Kraft, de son côté, essaie aussi de justifier certaines interprétations de la Bible, parfois arbitraires et exégétiquement infondées, en affirmant qu’elles correspondent en réalité à la volonté de Dieu. Lui aussi s’appuie sur l’argument fondamental de la corroboration des paroles ou visions divines. Bien sûr, une telle perspective n’a pas manqué d’être critiquée. Quelle différence existe-t-il alors entre une révélation accordée à l’un des prophètes bibliques et une révélation prophétique contemporaine ? Pour essayer de répondre, Kraft souligne tout d’abord que ces paroles prophétiques sont, par nature, similaires l’une à l’autre. Et cependant, les paroles de connaissance et autres communications reçues de Dieu ne sont pas une nouvelle révélation parce qu’elles ne sont pas en contradiction avec les Ecritures, mais simplement un accomplissement de la manière dont Dieu s’est révélé à nous dans la Parole écrite, la Bible21. Ainsi, pour Kraft, ces communications de Dieu ne sont pas une nouvelle révélation de Dieu, mais un ajout à la révélation biblique22.

Pour défendre cette position, Kraft s’appuie sur une distinction entre deux verbes grecs, et note la particularité du terme ginosko, qui selon lui fait référence à une vérité expérientielle plutôt qu’à une simple connaissance. Il traduit ainsi Jean 8.32 de la manière suivante : « Vous expérimenterez la vérité et la vérité vous rendra libres. »23 Discernant deux moyens de connaître la vérité, dont une connaissance individuelle par une communication nouvelle de l’Esprit, Kraft peut justifier l’apparition d’enseignements « complémentaires ». Ainsi, les « ajouts » à la Bible sont des expériences légitimes du même Esprit qui anima les prophètes bibliques. Nous pourrions, bien sûr, demander à Kraft les justifications bibliques de ses pratiques et de ses interprétations. Cependant, Kraft n’estime pas devoir se justifier devant des chrétiens qui n’auraient pas expérimenté un christianisme de puissance, leurs critiques étant purement théoriques. Parce qu’ils n’ont pas fait l’expérience d’un ministère de puissance, ils manquent d’éléments pour interpréter correctement l’Ecriture24.

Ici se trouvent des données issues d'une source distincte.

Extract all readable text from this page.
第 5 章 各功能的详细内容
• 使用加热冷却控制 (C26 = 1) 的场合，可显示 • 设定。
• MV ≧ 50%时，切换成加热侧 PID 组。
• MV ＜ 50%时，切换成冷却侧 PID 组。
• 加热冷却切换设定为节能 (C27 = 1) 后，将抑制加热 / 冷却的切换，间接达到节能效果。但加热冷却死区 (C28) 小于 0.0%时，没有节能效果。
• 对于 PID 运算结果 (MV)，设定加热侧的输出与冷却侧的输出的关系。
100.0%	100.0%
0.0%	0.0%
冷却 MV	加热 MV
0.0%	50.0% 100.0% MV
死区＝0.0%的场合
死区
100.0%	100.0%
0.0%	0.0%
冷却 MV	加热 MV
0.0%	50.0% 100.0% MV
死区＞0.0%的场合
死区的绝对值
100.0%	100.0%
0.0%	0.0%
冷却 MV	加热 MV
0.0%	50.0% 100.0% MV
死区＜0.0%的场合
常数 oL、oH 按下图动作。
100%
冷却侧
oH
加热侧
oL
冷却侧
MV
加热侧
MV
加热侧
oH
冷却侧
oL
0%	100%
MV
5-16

Tout cela remet en question un principe fondamental d’une doctrine protestante de la Bible, qui est la suffisance de cette dernière. De fait, Kraft n’hésite pas à dire, de manière tout à fait explicite, que la Bible est incomplète et que nous avons besoin d’autres révélations de Dieu25. Il remarque d’ailleurs que souvent nous n’avons dans la Bible que des récits limités de rencontres démoniaques, et que nous avons la liberté de remplir les « blancs » qui demeurent quant à la manière dont nous devons nous engager dans le combat spirituel26. Wagner partage cette conclusion, notant que les apôtres n’étaient pas hostiles à des paroles divines supplémentaires qui n’étaient pas contraires à « leur » Bible – qu’ils étaient ouverts « à de nouvelles perspectives »27.

En clair, l’expérience personnelle est devenue la force motrice derrière le ministère de Kraft. En cela, la théologie de Wagner est catholicisante, remplaçant simplement la tradition par l’expérience, tout en compromettant, comme la doctrine catholique, la suffisance de la Bible28.

Problèmes théologiques

En outre, la théologie de Wagner, notamment son enseignement sur le combat spirituel et les esprits territoriaux, pose plusieurs problèmes théologiques. Premièrement, nous devons nous demander quel est le lien entre le combat spirituel et la proclamation évangélique. Certainement, l’objectif global de Wagner est bien le salut de ceux qui ne connaissent pas encore Christ. Le problème, c’est de savoir comment nous arrivons à la connaissance de Christ et au salut.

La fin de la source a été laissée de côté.